If marketing is important, then to my mind one of the most important parts is a new idea called journey mapping. With journey maps marketers and others can plan out the trajectory of a customer interaction. This might not seem like a lot but when you plan you discover the hidden things that could go wrong, the many ways that a process could be interrupted or blow up and you can proactively fix the break point before it does any lasting damage.
This is huge because in my research the things that customers complain about most are failed processes, especially times when something unplanned for happens and the process blows up leaving the customer stranded and frustrated about having to start over.
This is really the big promise of modern marketing. Most marketing suites will give you some idea of the metrics about lead generation, revenue, and scoring. All of them are needed and important because they provide insights into what’s going on. But avoiding having bad things happen is even more important to my way of thinking.

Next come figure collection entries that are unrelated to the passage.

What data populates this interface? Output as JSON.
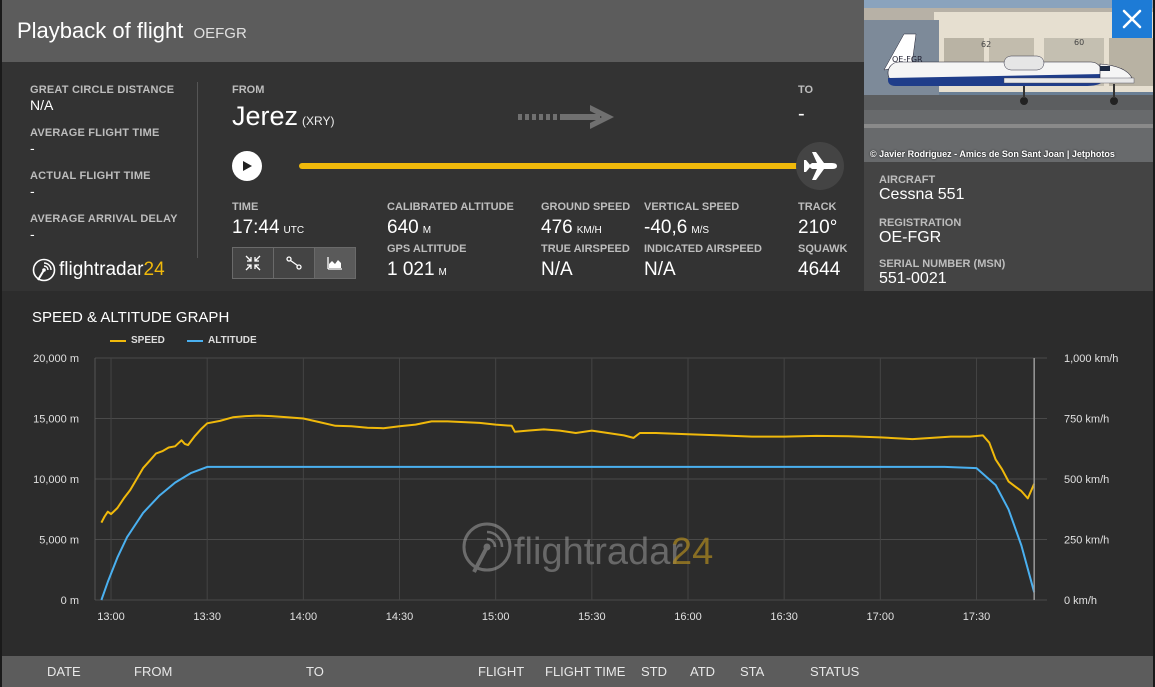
{
  "header": {
    "title": "Playback of flight",
    "callsign": "OEFGR"
  },
  "close_icon": "close-icon",
  "photo": {
    "credit": "© Javier Rodriguez - Amics de Son Sant Joan | Jetphotos",
    "reg_text": "OE-FGR"
  },
  "stats": {
    "distance_label": "GREAT CIRCLE DISTANCE",
    "distance_value": "N/A",
    "avg_time_label": "AVERAGE FLIGHT TIME",
    "avg_time_value": "-",
    "actual_time_label": "ACTUAL FLIGHT TIME",
    "actual_time_value": "-",
    "delay_label": "AVERAGE ARRIVAL DELAY",
    "delay_value": "-"
  },
  "logo": {
    "main": "flightradar",
    "suffix": "24"
  },
  "route": {
    "from_label": "FROM",
    "from_city": "Jerez",
    "from_code": "(XRY)",
    "to_label": "TO",
    "to_value": "-"
  },
  "telemetry": {
    "time_label": "TIME",
    "time_value": "17:44",
    "time_unit": "UTC",
    "cal_alt_label": "CALIBRATED ALTITUDE",
    "cal_alt_value": "640",
    "cal_alt_unit": "M",
    "gps_alt_label": "GPS ALTITUDE",
    "gps_alt_value": "1 021",
    "gps_alt_unit": "M",
    "gs_label": "GROUND SPEED",
    "gs_value": "476",
    "gs_unit": "KM/H",
    "tas_label": "TRUE AIRSPEED",
    "tas_value": "N/A",
    "vs_label": "VERTICAL SPEED",
    "vs_value": "-40,6",
    "vs_unit": "M/S",
    "ias_label": "INDICATED AIRSPEED",
    "ias_value": "N/A",
    "track_label": "TRACK",
    "track_value": "210°",
    "squawk_label": "SQUAWK",
    "squawk_value": "4644"
  },
  "playback": {
    "progress": 1.0
  },
  "aircraft": {
    "aircraft_label": "AIRCRAFT",
    "aircraft_value": "Cessna 551",
    "reg_label": "REGISTRATION",
    "reg_value": "OE-FGR",
    "msn_label": "SERIAL NUMBER (MSN)",
    "msn_value": "551-0021"
  },
  "graph": {
    "title": "SPEED & ALTITUDE GRAPH",
    "legend_speed": "SPEED",
    "legend_altitude": "ALTITUDE",
    "watermark_main": "flightradar",
    "watermark_suffix": "24"
  },
  "colors": {
    "speed": "#f0b90b",
    "altitude": "#4ab0f0",
    "accent": "#1d7bd6"
  },
  "chart_data": {
    "type": "line",
    "title": "SPEED & ALTITUDE GRAPH",
    "x_tick_labels": [
      "13:00",
      "13:30",
      "14:00",
      "14:30",
      "15:00",
      "15:30",
      "16:00",
      "16:30",
      "17:00",
      "17:30"
    ],
    "y_left_tick_labels": [
      "0 m",
      "5,000 m",
      "10,000 m",
      "15,000 m",
      "20,000 m"
    ],
    "y_right_tick_labels": [
      "0 km/h",
      "250 km/h",
      "500 km/h",
      "750 km/h",
      "1,000 km/h"
    ],
    "ylim_left": [
      0,
      20000
    ],
    "ylim_right": [
      0,
      1000
    ],
    "xlim_minutes": [
      -5,
      292
    ],
    "grid": true,
    "legend_placement": "top-left",
    "series": [
      {
        "name": "SPEED",
        "axis": "right",
        "unit": "km/h",
        "x_minutes": [
          -3,
          -2,
          -1,
          0,
          2,
          4,
          6,
          8,
          10,
          12,
          14,
          16,
          18,
          20,
          22,
          23,
          24,
          26,
          28,
          30,
          34,
          38,
          42,
          46,
          50,
          55,
          60,
          65,
          70,
          75,
          80,
          85,
          90,
          95,
          100,
          105,
          110,
          115,
          120,
          125,
          126,
          130,
          135,
          140,
          145,
          150,
          155,
          160,
          163,
          165,
          170,
          180,
          190,
          200,
          210,
          220,
          230,
          240,
          250,
          256,
          262,
          268,
          272,
          274,
          276,
          278,
          280,
          282,
          284,
          286,
          288
        ],
        "values": [
          320,
          345,
          365,
          355,
          380,
          420,
          455,
          500,
          545,
          575,
          605,
          615,
          630,
          635,
          660,
          645,
          640,
          675,
          705,
          730,
          740,
          755,
          760,
          762,
          760,
          755,
          750,
          735,
          720,
          718,
          712,
          710,
          718,
          725,
          738,
          738,
          735,
          732,
          725,
          720,
          695,
          700,
          705,
          700,
          690,
          700,
          690,
          680,
          670,
          690,
          690,
          685,
          680,
          675,
          675,
          678,
          677,
          672,
          665,
          670,
          675,
          675,
          680,
          650,
          580,
          540,
          490,
          470,
          450,
          420,
          480
        ],
        "end_value": 476
      },
      {
        "name": "ALTITUDE",
        "axis": "left",
        "unit": "m",
        "x_minutes": [
          -3,
          -1,
          2,
          5,
          10,
          15,
          20,
          25,
          30,
          60,
          90,
          120,
          150,
          180,
          210,
          240,
          260,
          270,
          276,
          280,
          284,
          288
        ],
        "values": [
          0,
          1500,
          3500,
          5200,
          7200,
          8600,
          9700,
          10500,
          11000,
          11000,
          11000,
          11000,
          11000,
          11000,
          11000,
          11000,
          11000,
          10900,
          9500,
          7500,
          4500,
          640
        ]
      }
    ]
  },
  "table": {
    "col_date": "DATE",
    "col_from": "FROM",
    "col_to": "TO",
    "col_flight": "FLIGHT",
    "col_flight_time": "FLIGHT TIME",
    "col_std": "STD",
    "col_atd": "ATD",
    "col_sta": "STA",
    "col_status": "STATUS"
  }
}
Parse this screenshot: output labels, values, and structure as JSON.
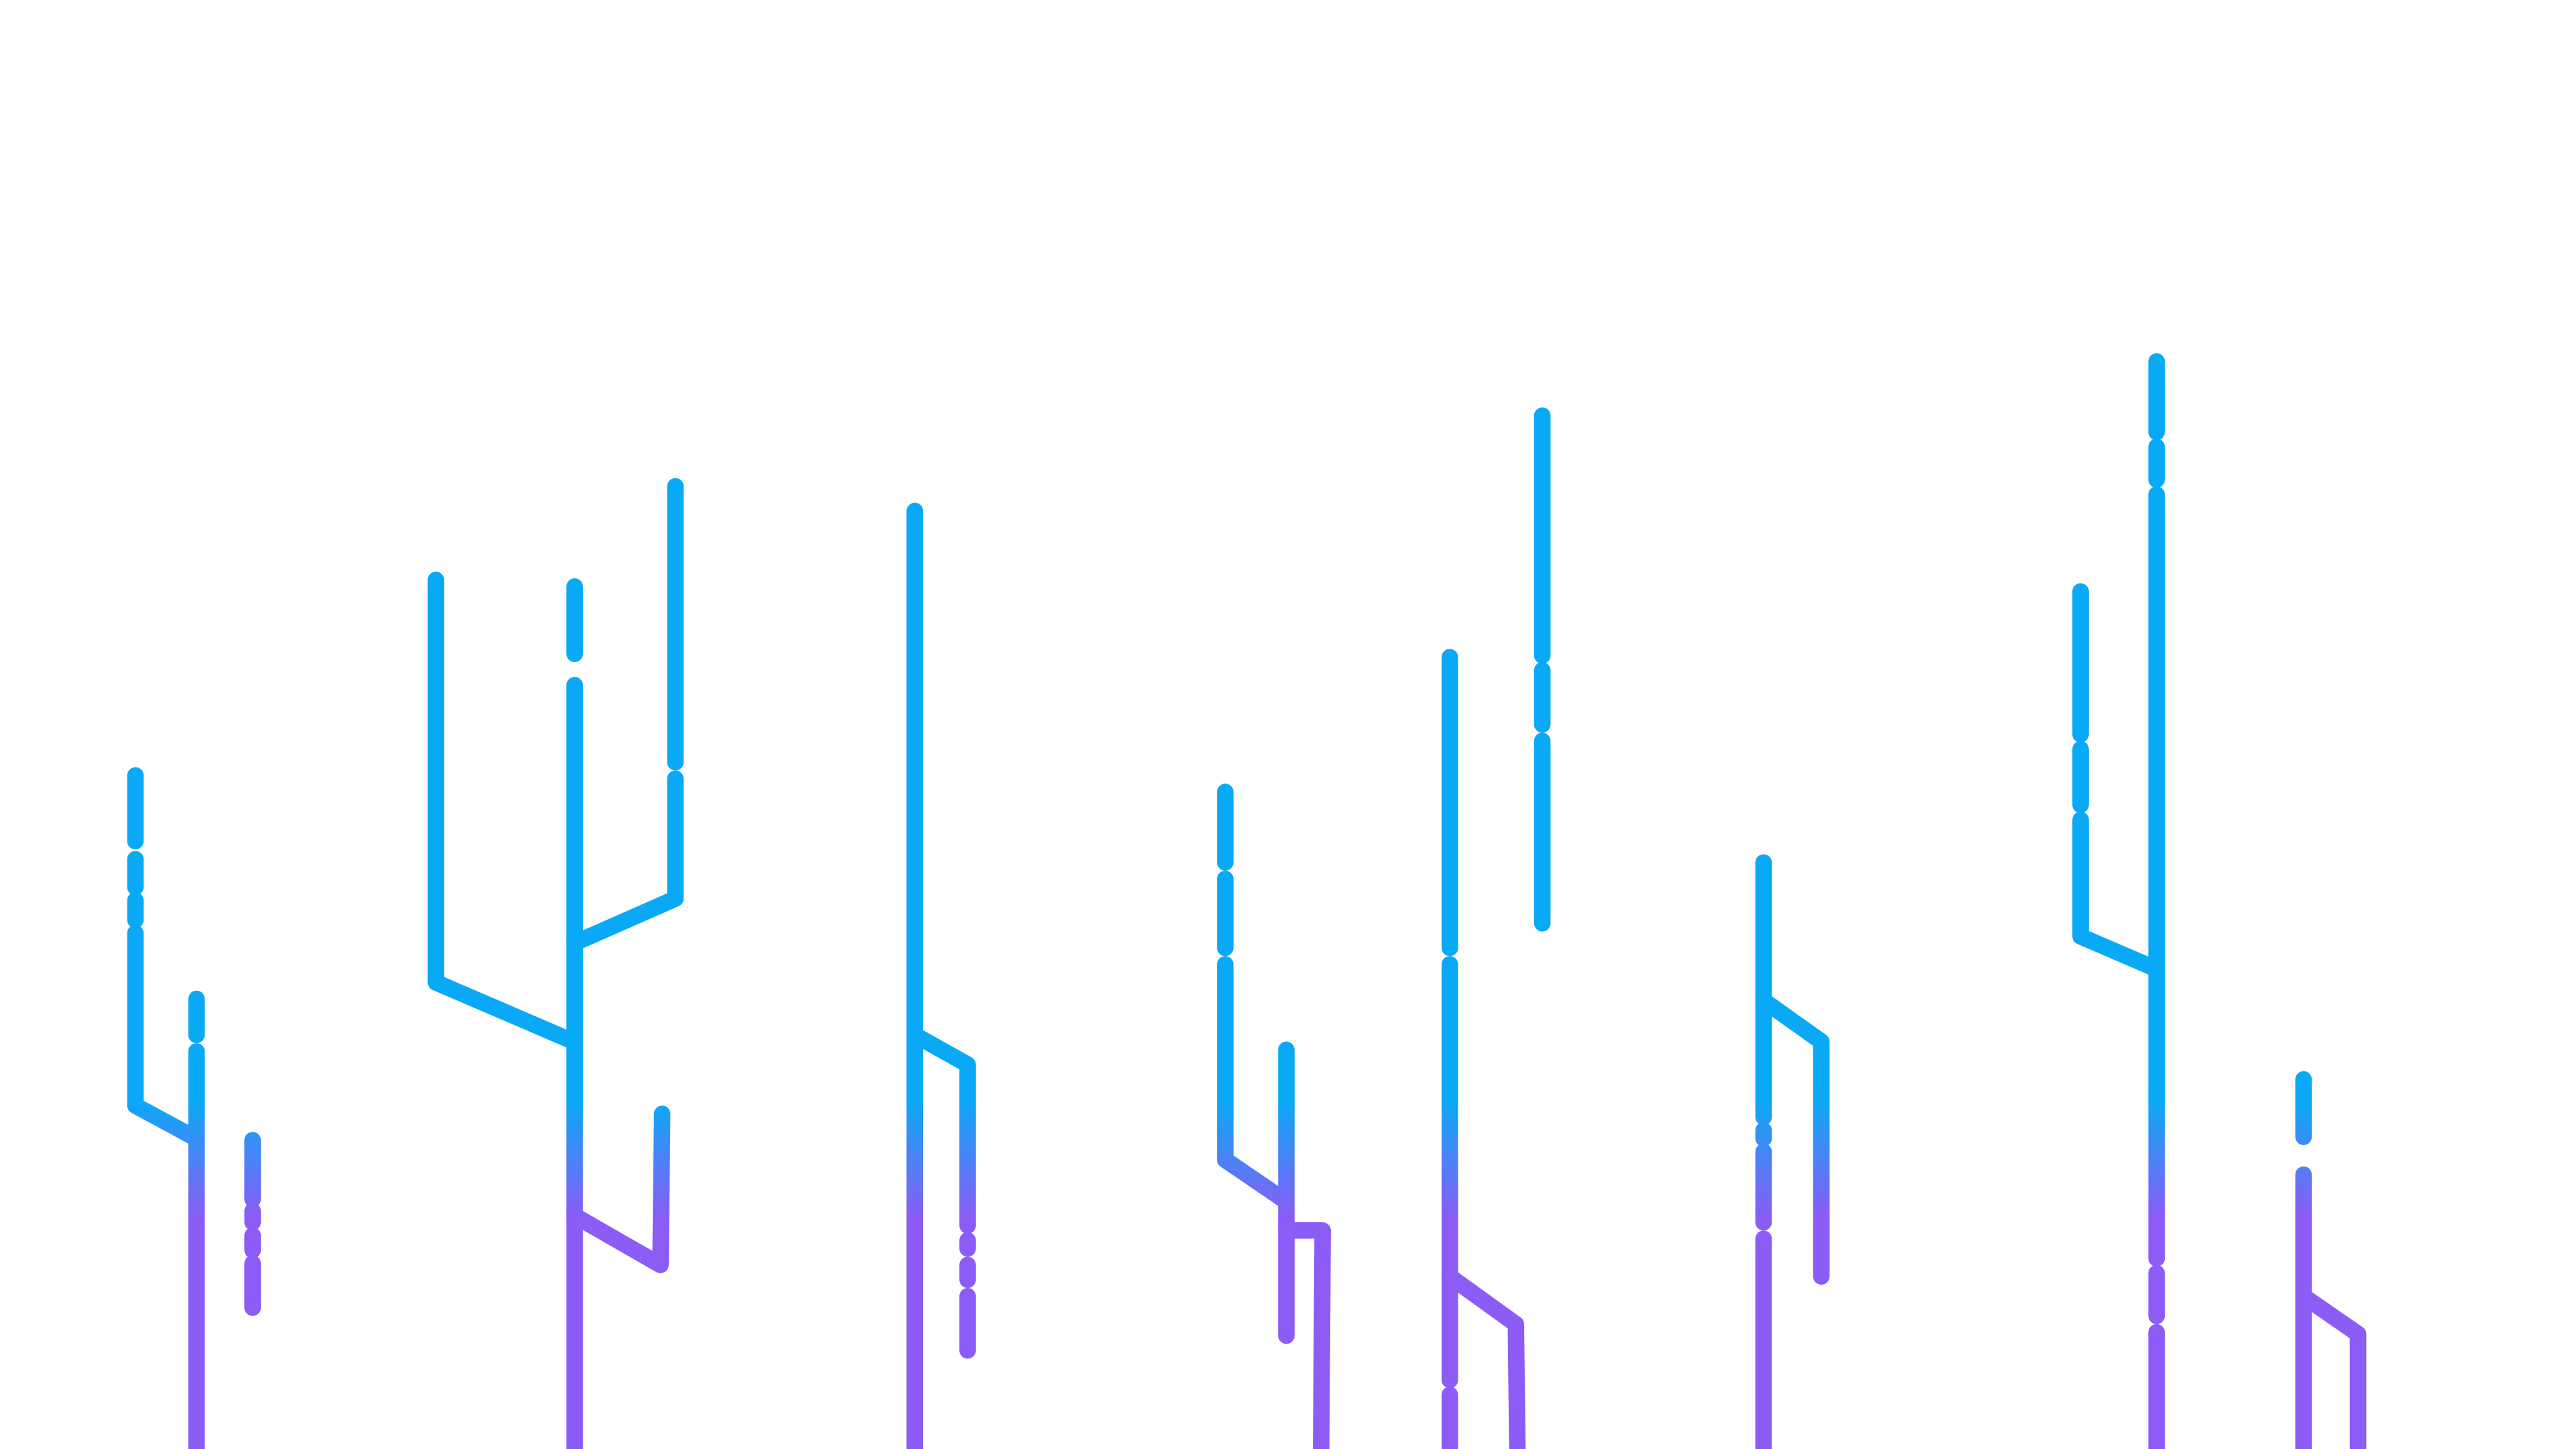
{
  "background_color": "#ffffff",
  "colors": {
    "top": "#0aa9f5",
    "bottom": "#8b5cf6"
  },
  "icon_names": [
    "circuit-trace-decoration"
  ]
}
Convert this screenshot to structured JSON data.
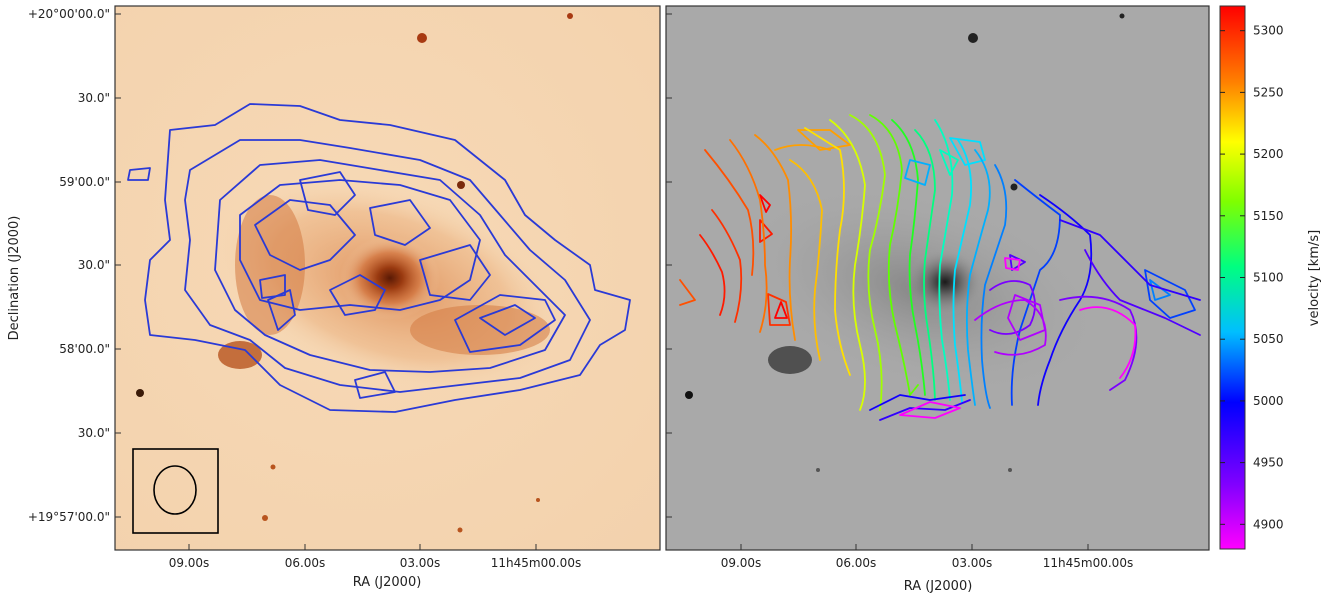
{
  "chart_data": [
    {
      "type": "contour",
      "panel": "left",
      "background": "optical image (orange colormap)",
      "xlabel": "RA (J2000)",
      "ylabel": "Declination (J2000)",
      "x_ticks": [
        "09.00s",
        "06.00s",
        "03.00s",
        "11h45m00.00s"
      ],
      "y_ticks": [
        "+20°00'00.0\"",
        "30.0\"",
        "59'00.0\"",
        "30.0\"",
        "58'00.0\"",
        "30.0\"",
        "+19°57'00.0\""
      ],
      "contour_color": "#2a3ad6",
      "beam_shown": true
    },
    {
      "type": "contour",
      "panel": "right",
      "background": "optical image (grayscale)",
      "xlabel": "RA (J2000)",
      "x_ticks": [
        "09.00s",
        "06.00s",
        "03.00s",
        "11h45m00.00s"
      ],
      "colorbar": {
        "label": "velocity [km/s]",
        "ticks": [
          5300,
          5250,
          5200,
          5150,
          5100,
          5050,
          5000,
          4950,
          4900
        ],
        "range": [
          4880,
          5320
        ],
        "colormap": "gist_rainbow"
      }
    }
  ]
}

Journey mapping isn’t unique to Salesforce Exact Target but it is an important explainer of why marketing has become so important. In the spray and pray marketing era you could always expect to generate leads almost in spite of yourself. But we live in zero-sum markets today. Getting a new customer means someone else loses that customer and you really don’t want to be that someone else. So you plan, you model, you take the measure of every customer including life time value and value already derived.
That’s why journey mapping is so important and why I am such a geek about it. Exact Target was an important player in marketing automation even before it was acquired by Salesforce and became foundational to the Marketing Cloud. There is a bigger story about customer journeys and journey maps that can best be told from within the whole CRM suite and that’s a good reason to attend Connections in New York this week.